Cenac is a wealthy Houma businessman with long ties to Louisiana political leaders and a history of legal entanglements.
Neither he nor his attorney responded to requests for comment Thursday.
Earlier this summer, Cenac’s towboat company was levied $525,000 in fines for failing to test raw sewage samples.
In a conciliation agreement released Wednesday, the Federal Election Commission found that Cenac “knowingly and willfully violated” federal campaign contribution limits. Cenac, president and sole owner of Cenac Towing Co. and other companies headquartered in Houma, will pay a $170,000 fine.
The commission concluded that Cenac made contributions in the name of employees and relatives to circumvent rules that limit federal campaign contributions to $2,300 for primary and general elections.
According to the agreement, Cenac’s secretary used a $15,000 Cenac Towing check to secure cashier’s checks payable to Vitter’s Senate campaign in 2008. The contributions were made in the names of Cenac’s employees and relatives.
Two months later, the agreement said, Cenac’s secretary arrived at the bank with a $25,300 personal check which was converted into six cashier’s checks payable to Landrieu’s Senate campaign. The contributions were made in the names of Cenac’s employees.
“Cenac contends he has no knowledge about these issues, but agrees that the records reflect such facts,” the agreement stated.
Documents filed with the agreement show that Landrieu’s campaign staff turned the contributions over to the treasury after growing suspicious about them because they were sequentially numbered checks from the same bank.

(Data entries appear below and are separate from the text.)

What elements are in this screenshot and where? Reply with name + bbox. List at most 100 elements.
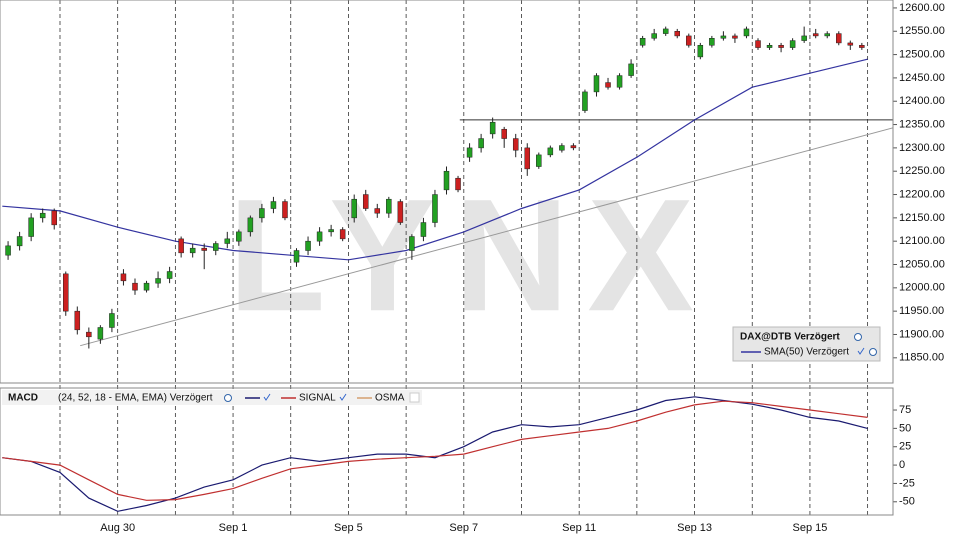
candle-body — [351, 198, 357, 219]
candle-body — [651, 33, 657, 39]
candle-body — [259, 208, 265, 219]
candle-body — [674, 31, 680, 37]
candle-body — [5, 245, 11, 256]
y-tick-label: 12000.00 — [899, 282, 945, 294]
y-tick-label: 11950.00 — [899, 305, 944, 317]
price-legend: DAX@DTB Verzögert SMA(50) Verzögert — [732, 326, 881, 362]
y-tick-label: 12450.00 — [899, 72, 945, 84]
indicator-title: MACD — [8, 393, 38, 404]
candle-body — [443, 170, 450, 191]
candle-body — [662, 28, 669, 34]
candle-body — [16, 236, 23, 247]
candle-body — [166, 271, 173, 279]
x-tick-label: Sep 1 — [219, 522, 248, 534]
candle-body — [120, 273, 127, 282]
y-tick-label: 12400.00 — [899, 95, 945, 107]
candle-body — [39, 212, 46, 219]
candle-body — [213, 243, 219, 251]
candle-body — [420, 222, 427, 237]
y-tick-label: 25 — [899, 441, 911, 453]
candle-body — [755, 40, 761, 48]
legend-check — [263, 393, 271, 401]
legend-icon — [854, 333, 862, 341]
legend-box — [732, 326, 881, 362]
candle-body — [178, 238, 184, 254]
candle-body — [236, 231, 242, 242]
candle-body — [766, 45, 773, 48]
candle-body — [501, 128, 507, 139]
legend-strip — [2, 390, 422, 405]
candle-body — [593, 75, 600, 93]
candle-body — [559, 145, 565, 151]
candle-body — [686, 35, 692, 46]
candle-body — [536, 154, 542, 167]
sma-line — [2, 58, 868, 261]
candle-body — [74, 310, 81, 331]
candle-body — [582, 91, 588, 111]
candle-body — [732, 35, 738, 39]
candle-body — [63, 273, 69, 312]
candle-body — [316, 231, 323, 242]
x-tick-label: Sep 11 — [562, 522, 596, 534]
y-tick-label: 50 — [899, 422, 911, 434]
legend-label: SIGNAL — [299, 393, 336, 404]
candle-body — [339, 229, 346, 240]
candle-body — [812, 33, 819, 37]
y-tick-label: -25 — [899, 477, 915, 489]
y-tick-label: 0 — [899, 459, 905, 471]
legend-icon — [869, 348, 877, 356]
legend-check — [339, 393, 347, 401]
y-tick-label: 12200.00 — [899, 188, 945, 200]
candle-body — [859, 45, 865, 48]
candle-body — [605, 82, 611, 88]
x-tick-label: Sep 15 — [792, 522, 827, 534]
price-panel-frame — [0, 0, 894, 384]
legend-icon — [224, 394, 232, 402]
indicator-line — [2, 400, 868, 501]
y-tick-label: 12250.00 — [899, 165, 945, 177]
candle-body — [86, 331, 92, 338]
y-tick-label: 12300.00 — [899, 142, 945, 154]
candle-body — [547, 147, 554, 156]
candle-body — [247, 217, 254, 233]
candle-body — [743, 28, 750, 37]
legend-check — [857, 347, 865, 355]
candle-body — [616, 75, 623, 88]
y-tick-label: 11850.00 — [899, 352, 944, 364]
x-tick-label: Sep 5 — [334, 522, 363, 534]
candle-body — [386, 198, 392, 214]
watermark: LYNX — [228, 165, 712, 344]
candle-body — [524, 147, 531, 170]
candle-body — [28, 217, 34, 237]
candle-body — [455, 177, 461, 191]
candle-body — [109, 313, 115, 328]
macd-legend: MACD (24, 52, 18 - EMA, EMA) Verzögert S… — [2, 390, 422, 405]
legend-icon — [409, 392, 420, 403]
trend-line — [80, 127, 894, 347]
candle-body — [801, 35, 807, 41]
candle-body — [305, 240, 311, 251]
candle-body — [224, 238, 231, 244]
candle-body — [512, 138, 519, 151]
candle-body — [847, 42, 854, 46]
y-tick-label: 75 — [899, 404, 911, 416]
y-tick-label: -50 — [899, 496, 915, 508]
candle-body — [836, 33, 842, 44]
candle-body — [51, 210, 57, 226]
candle-body — [466, 147, 473, 158]
plot: Aug 30 Sep 1 Sep 5 Sep 7 Sep 11 Sep 13 Sep 15 1… — [2, 0, 945, 534]
y-tick-label: 11900.00 — [899, 328, 944, 340]
candle-body — [155, 278, 161, 284]
candle-body — [201, 247, 207, 251]
y-tick-label: 12100.00 — [899, 235, 945, 247]
candle-body — [432, 194, 438, 223]
candle-body — [697, 45, 704, 58]
candle-body — [328, 229, 334, 233]
candle-body — [409, 236, 415, 251]
x-tick-label: Sep 7 — [449, 522, 478, 534]
candle-body — [478, 138, 484, 149]
indicator-line — [2, 396, 868, 512]
candle-body — [628, 63, 634, 76]
candle-body — [489, 121, 496, 135]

CREW brought the contributions to the commission’s attention by filing a complaint that resulted in the fine against Cenac.
“People who have been receiving his contributions should be going back and looking,” Sloan said. “(They) should be hesitant to take future contributions.”
State law limits campaign contributions from individuals and companies to $5,000 for major office seekers.
Financial reports filed with the state Board of Ethics detail Cenac’s contributions in state races and to Vitter’s organization.
In 2006 and 2007, when Jindal was running for governor, Cenac and two of his companies — Cenac Towing and Cenac Offshore — each contributed $5,000 to the campaign, the disclosures show. An Arlen B. Cenac, of Houma, has given $5,200 to Jindal. A Dr. Christopher E. Cenac Jr. and Audra Cenac, with the same address in Houma, each gave $1,000.
Jindal’s political advisor and former campaign manager, Timmy Teepell, said he does not know Arlen B. Cenac Jr. but has no reason to question the contributions.
“I assume those contributions were given in accordance with the law,” Teepell said Thursday. “We accept all contributions at face value.”
Arlen B. Cenac Jr. has given $10,000 to Strain’s campaigns, according to the Ethics Board. Cenac Towing has given $10,000 to Kennedy’s state campaigns over the years.
Kennedy’s spokesman, Jason Redmond, said a contribution that Cenac made to Kennedy’s 2008 U.S. Senate campaign fell within the legal limits. “The John Kennedy for U.S. Senate committee and account have since been closed,” Redmond said Thursday.